Il bombardamento continuo con nuove offerte e lanci di prodotti/servizi, appiattisce i messaggi promozionali rendendoli praticamente indistinguibili e poco efficaci. 

Molte aziende hanno rinunciato al branding e a ideare campagne create per essere ricordate a lungo. Per la verità si fatica a definire campagne la maggior parte delle comunicazioni che vediamo oggi. 

Pensate a tutti gli spot degli operatori telefonici. Sono praticamente dei volantini in formato video.
D’altra parte è difficile fare spot davvero creativi quando bisogna inventarsi qualcosa di nuovo ogni 2 settimane.

Solo alcuni brand hanno capito che è impossibile mantenere un certo livello qualitativo con tempi così stretti ed hanno preferito cambiare strategia. Ad esempio Zara ha deciso di non pubblicizzare le singole collezioni (che cambiano ogni 15 giorni), ma puntare tutto sul branding per posizionarsi nella percezione dei clienti.

Marketing non sostenibile

Un sistema come quello che abbiamo descritto per chi è sostenibile?

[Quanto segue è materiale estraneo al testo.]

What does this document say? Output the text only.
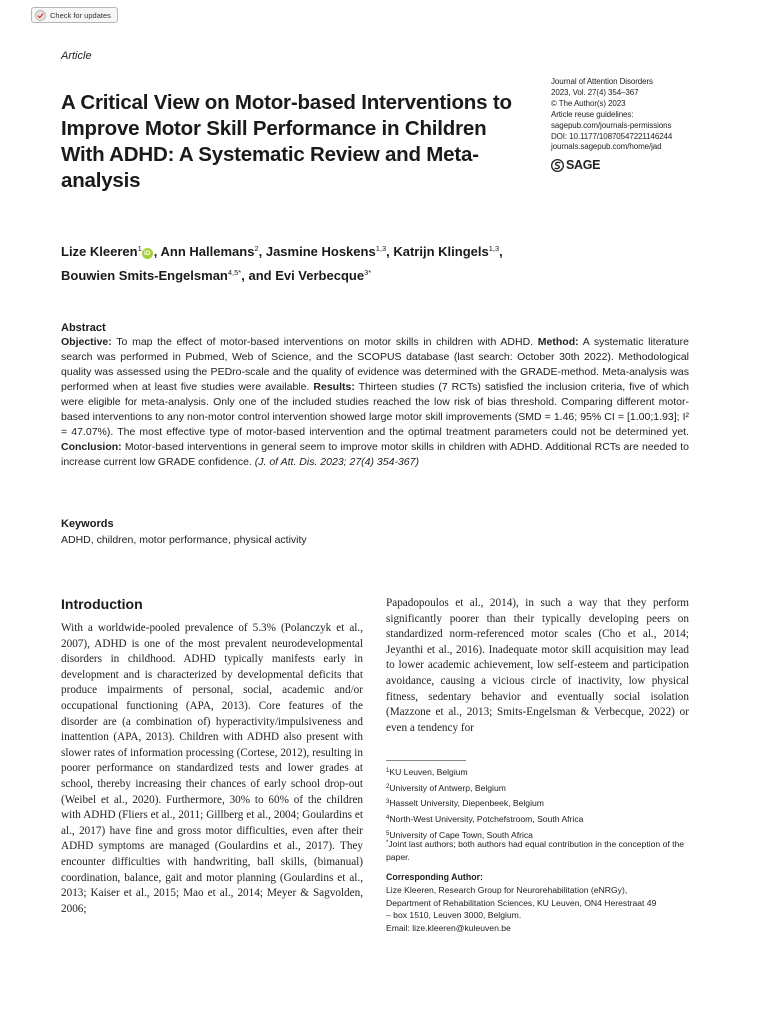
Check for updates
Article
Journal of Attention Disorders
2023, Vol. 27(4) 354–367
© The Author(s) 2023
Article reuse guidelines:
sagepub.com/journals-permissions
DOI: 10.1177/10870547221146244
journals.sagepub.com/home/jad
SAGE
A Critical View on Motor-based Interventions to Improve Motor Skill Performance in Children With ADHD: A Systematic Review and Meta-analysis
Lize Kleeren$^1$iD , Ann Hallemans$^2$, Jasmine Hoskens$^{1,3}$, Katrijn Klingels$^{1,3}$,
Bouwien Smits-Engelsman$^{4,5*}$, and Evi Verbecque$^{3*}$
Abstract

Objective: To map the effect of motor-based interventions on motor skills in children with ADHD. Method: A systematic literature search was performed in Pubmed, Web of Science, and the SCOPUS database (last search: October 30th 2022). Methodological quality was assessed using the PEDro-scale and the quality of evidence was determined with the GRADE-method. Meta-analysis was performed when at least five studies were available. Results: Thirteen studies (7 RCTs) satisfied the inclusion criteria, five of which were eligible for meta-analysis. Only one of the included studies reached the low risk of bias threshold. Comparing different motor-based interventions to any non-motor control intervention showed large motor skill improvements (SMD = 1.46; 95% CI = [1.00;1.93]; I² = 47.07%). The most effective type of motor-based intervention and the optimal treatment parameters could not be determined yet. Conclusion: Motor-based interventions in general seem to improve motor skills in children with ADHD. Additional RCTs are needed to increase current low GRADE confidence. (J. of Att. Dis. 2023; 27(4) 354-367)

Keywords
ADHD, children, motor performance, physical activity
Introduction

With a worldwide-pooled prevalence of 5.3% (Polanczyk et al., 2007), ADHD is one of the most prevalent neurodevelopmental disorders in childhood. ADHD typically manifests early in development and is characterized by developmental deficits that produce impairments of personal, social, academic and/or occupational functioning (APA, 2013). Core features of the disorder are (a combination of) hyperactivity/impulsiveness and inattention (APA, 2013). Children with ADHD also present with slower rates of information processing (Cortese, 2012), resulting in poorer performance on standardized tests and lower grades at school, thereby increasing their chances of early school drop-out (Weibel et al., 2020). Furthermore, 30% to 60% of the children with ADHD (Fliers et al., 2011; Gillberg et al., 2004; Goulardins et al., 2017) have fine and gross motor difficulties, even after their ADHD symptoms are managed (Goulardins et al., 2017). They encounter difficulties with handwriting, ball skills, (bimanual) coordination, balance, gait and motor planning (Goulardins et al., 2013; Kaiser et al., 2015; Mao et al., 2014; Meyer & Sagvolden, 2006;

Papadopoulos et al., 2014), in such a way that they perform significantly poorer than their typically developing peers on standardized norm-referenced motor scales (Cho et al., 2014; Jeyanthi et al., 2016). Inadequate motor skill acquisition may lead to lower academic achievement, low self-esteem and participation avoidance, causing a vicious circle of inactivity, low physical fitness, sedentary behavior and eventually social isolation (Mazzone et al., 2013; Smits-Engelsman & Verbecque, 2022) or even a tendency for

$^1$KU Leuven, Belgium
$^2$University of Antwerp, Belgium
$^3$Hasselt University, Diepenbeek, Belgium
$^4$North-West University, Potchefstroom, South Africa
$^5$University of Cape Town, South Africa
*Joint last authors; both authors had equal contribution in the conception of the paper.
Corresponding Author:
Lize Kleeren, Research Group for Neurorehabilitation (eNRGy),
Department of Rehabilitation Sciences, KU Leuven, ON4 Herestraat 49
– box 1510, Leuven 3000, Belgium.
Email: lize.kleeren@kuleuven.be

Per molte aziende probabilmente sì, altrimenti avrebbero cambiato strategia.
I costi di produzione sono così bassi che è più conveniente inondare il mercato di prodotti che poi finiranno in sconto al 70% piuttosto che diminuire i volumi di produzione.

Di certo non è sostenibile per i reparti marketing che sono costretti ad ignorare i segnali che arrivano dai consumatori.
Non è facile trovare un motivo valido per convincere una persona a modificare i comportamenti di acquisto.
Non importa quanta pubblicità tu possa fare; nessuno normalmente cambia un telefono ogni 4 mesi e nessuno ha bisogno di rivoluzionare il guardaroba ogni 2 settimane.

Il drive principale del consumatore resta sempre e comunque la disponibilità economica, e gli ultimi 2 anni non hanno certo giovato alle nostre tasche. Fare leva sul bisogno di rimanere al passo con la moda, la tecnologia, etc. è inutile se il mio potere di acquisto è basso. Aumentare il numero di opzioni non significa generare automaticamente più acquisti.
Anzi crea una pressione insostenibile e frustrante.

Ma soprattutto il sistema non è sostenibile per il nostro pianeta che è sempre più invaso dai nostri scarti.
E forse questo è proprio l’aspetto di cui dovremmo preoccuparci davvero.